An important note: Remember the orange peel twist. Garnishing a negroni with lemon is, as Simon Difford puts it, “a heinous crime that will be punished most horrifically!”
Mexican New Year’s Resolution
To go with the marzipan cake we suggest the “Mexican New Year’s Resolution” – a sour style cocktail combining Mexican tequila and Italian amaretto with the new exquisite Mexican coffee liqueur from our local Copenhagen Distillery.
The coffee mixes extraordinarily well with tequila and serves as a flavor bridge to the amaretto which truly compliments the marzipan cake on several levels – an alternative worth considering to the champagne that is commonly had with it. Contrary to Danish tradition, chefs and and wine connoisseurs advise against the champagne-marzipan pairing as the flavors simply don’t harmonize.
With the Mexican New Year’s Resolution you have a worthy match for the classic cake, and you can pay proper attention to the champagne when enjoying it on its own as the clock strikes twelve.
3 cl Tequila
3 cl Mexican coffee liqueur from Copenhagen Distillery
2 cl Dissaronno Originale amaretto liqueur
3 cl lime juice
2 cl egg white
Dry shake all ingredients add ice and shake hard. Serve over ice in a cognac or low ball glass.

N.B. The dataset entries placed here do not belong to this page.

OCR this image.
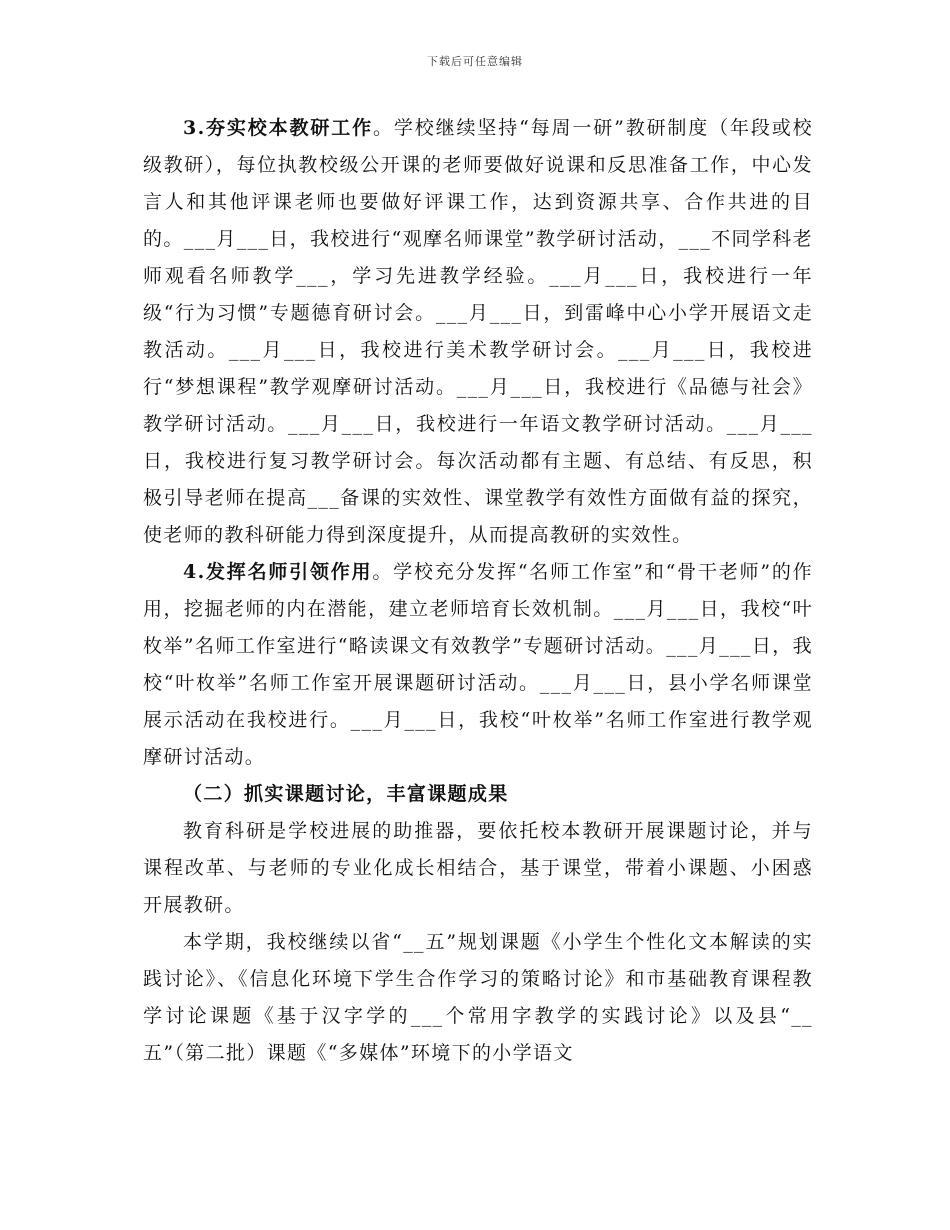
下载后可任意编辑

3.夯实校本教研工作。学校继续坚持“每周一研”教研制度（年段或校级教研），每位执教校级公开课的老师要做好说课和反思准备工作，中心发言人和其他评课老师也要做好评课工作，达到资源共享、合作共进的目的。___月___日，我校进行“观摩名师课堂”教学研讨活动，___不同学科老师观看名师教学___，学习先进教学经验。___月___日，我校进行一年级“行为习惯”专题德育研讨会。___月___日，到雷峰中心小学开展语文走教活动。___月___日，我校进行美术教学研讨会。___月___日，我校进行“梦想课程”教学观摩研讨活动。___月___日，我校进行《品德与社会》教学研讨活动。___月___日，我校进行一年语文教学研讨活动。___月___日，我校进行复习教学研讨会。每次活动都有主题、有总结、有反思，积极引导老师在提高___备课的实效性、课堂教学有效性方面做有益的探究，使老师的教科研能力得到深度提升，从而提高教研的实效性。

4.发挥名师引领作用。学校充分发挥“名师工作室”和“骨干老师”的作用，挖掘老师的内在潜能，建立老师培育长效机制。___月___日，我校“叶枚举”名师工作室进行“略读课文有效教学”专题研讨活动。___月___日，我校“叶枚举”名师工作室开展课题研讨活动。___月___日，县小学名师课堂展示活动在我校进行。___月___日，我校“叶枚举”名师工作室进行教学观摩研讨活动。

（二）抓实课题讨论，丰富课题成果

教育科研是学校进展的助推器，要依托校本教研开展课题讨论，并与课程改革、与老师的专业化成长相结合，基于课堂，带着小课题、小困惑开展教研。

本学期，我校继续以省“__五”规划课题《小学生个性化文本解读的实践讨论》、《信息化环境下学生合作学习的策略讨论》和市基础教育课程教学讨论课题《基于汉字学的___个常用字教学的实践讨论》以及县“__五”（第二批）课题《“多媒体”环境下的小学语文
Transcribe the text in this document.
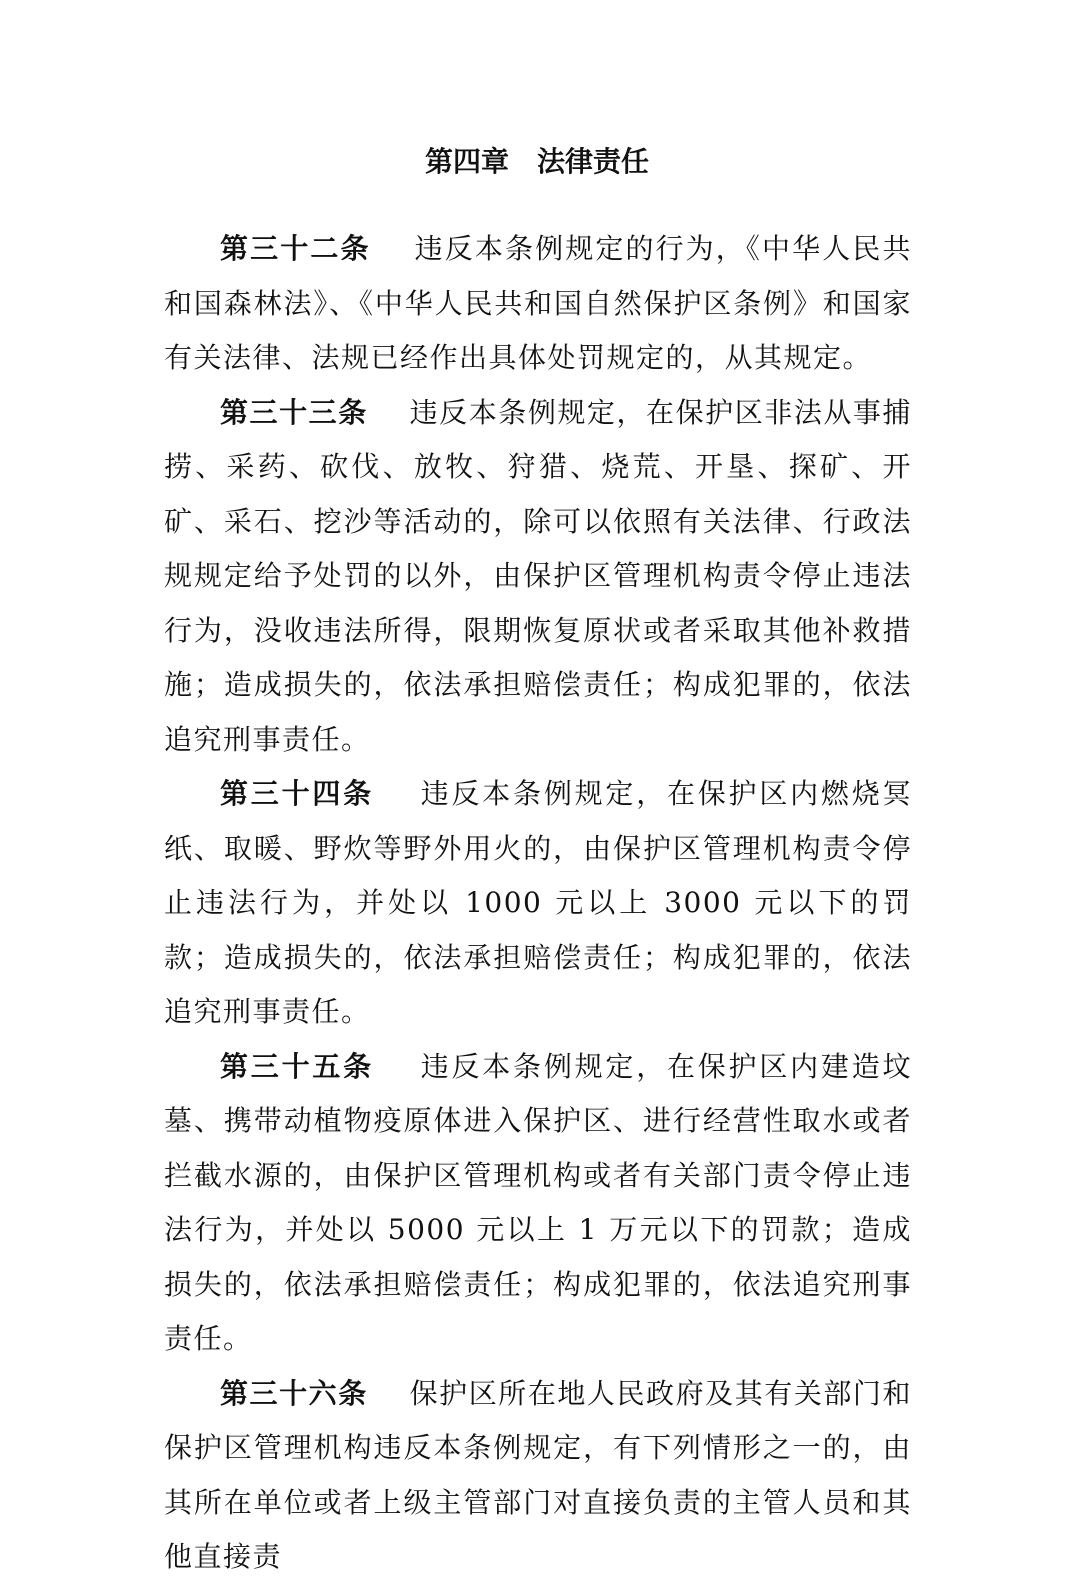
第四章　法律责任

第三十二条 违反本条例规定的行为，《中华人民共和国森林法》、《中华人民共和国自然保护区条例》和国家有关法律、法规已经作出具体处罚规定的，从其规定。

第三十三条 违反本条例规定，在保护区非法从事捕捞、采药、砍伐、放牧、狩猎、烧荒、开垦、探矿、开矿、采石、挖沙等活动的，除可以依照有关法律、行政法规规定给予处罚的以外，由保护区管理机构责令停止违法行为，没收违法所得，限期恢复原状或者采取其他补救措施；造成损失的，依法承担赔偿责任；构成犯罪的，依法追究刑事责任。

第三十四条 违反本条例规定，在保护区内燃烧冥纸、取暖、野炊等野外用火的，由保护区管理机构责令停止违法行为，并处以 1000 元以上 3000 元以下的罚款；造成损失的，依法承担赔偿责任；构成犯罪的，依法追究刑事责任。

第三十五条 违反本条例规定，在保护区内建造坟墓、携带动植物疫原体进入保护区、进行经营性取水或者拦截水源的，由保护区管理机构或者有关部门责令停止违法行为，并处以 5000 元以上 1 万元以下的罚款；造成损失的，依法承担赔偿责任；构成犯罪的，依法追究刑事责任。

第三十六条 保护区所在地人民政府及其有关部门和保护区管理机构违反本条例规定，有下列情形之一的，由其所在单位或者上级主管部门对直接负责的主管人员和其他直接责
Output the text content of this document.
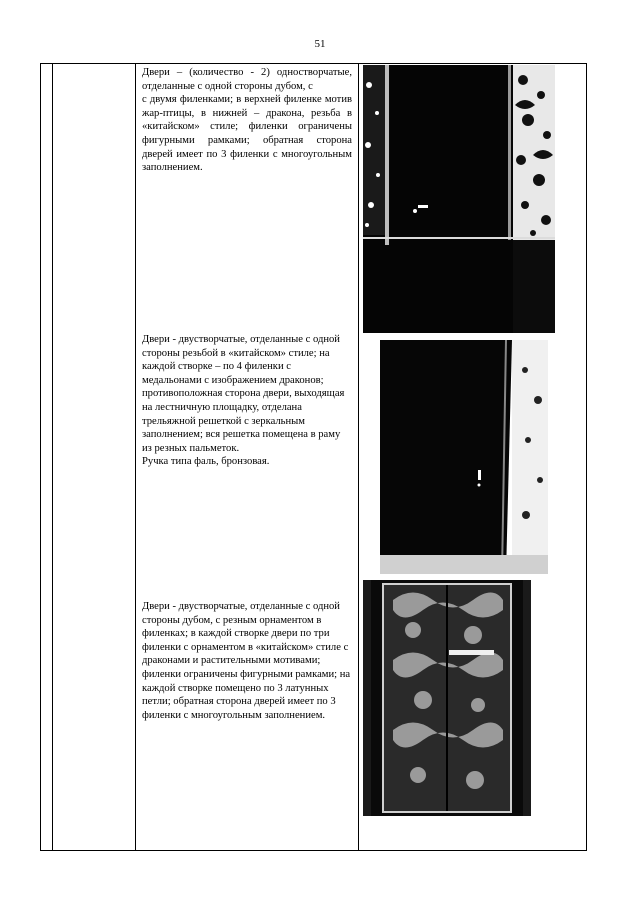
51

Двери – (количество - 2) одностворчатые, отделанные с одной стороны дубом, с

с двумя филенками; в верхней филенке мотив жар-птицы, в нижней – дракона, резьба в «китайском» стиле; филенки ограничены фигурными рамками; обратная сторона дверей имеет по 3 филенки с многоугольным заполнением.

Двери - двустворчатые, отделанные с одной стороны резьбой в «китайском» стиле; на каждой створке – по 4 филенки с медальонами с изображением драконов; противоположная сторона двери, выходящая на лестничную площадку, отделана трельяжной решеткой с зеркальным заполнением; вся решетка помещена в раму из резных пальметок.

Ручка типа фаль, бронзовая.

Двери - двустворчатые, отделанные с одной стороны дубом, с резным орнаментом в филенках; в каждой створке двери по три филенки с орнаментом в «китайском» стиле с драконами и растительными мотивами; филенки ограничены фигурными рамками; на каждой створке помещено по 3 латунных петли; обратная сторона дверей имеет по 3 филенки с многоугольным заполнением.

Garnish with 2-3 crushed coffee beans which adds an impactful aroma to the drink.
Happy new year!
All needed ingredients for the cocktails above can by found at Juul’s Vin og Spiritus on Værnedamsvej in Copenhagen among other places.
Mexican Coffee Liqueur
The new coffee liqueur from Copenhagen Distillery which will be available in January is a succesful result of a four clover collaboration. Bo Blindkilde, friend of Master Distiller at Copenhagen Distillery Henrik Brinks, owns a coffee plantagen in Mexico (www.cafepuravida.com). Bo and Henrik merged Bo’s coffee beans with one of bartender Sune Urth’s coffee liqueur prototypes and adjusted the recipe to compliment Bo’s Beans. Kontra Kaffe who sells Bo’s coffee beans in Denmark offered to supply a professional coffee brewing apparatus for the course and to roast Bo’s beans in accordance with the specific demands for the liqueur.
The coffee beans are roasted in two different ways, a very light roast to preserve the light and fruity notes and a medium dark roast to bring out the bitter qualities of the coffee. The amount of sugar used is kept to an absolute minimum. Instead the four clover team of Bo, Henrik, Sune and Kontra Kaffe has added organic lemon peel and green anise to perfect the balance of taste and aroma in the liqueur.
Historically the Geranium plant (in Danish also called Storkenæb), like juniper, has been used for medicine and health food through centuries. Often in combination with other ingredients typically known from the production of gin, such as coriander, lemon and angelica.
The first analyzes of the geranium plant made by Henrik Hammer and his dad who was a chemist showed that the leafs of the plant contain etheric oils that are contained in fruits, vegetables and spices often used in the production of gin. Thus theoretically geranium should work well in gin. It required however careful chemical experiments to find the right kind of geranium and the exact way to extract the etheric oils from the plant to make it possible to incorporate in the destillation process.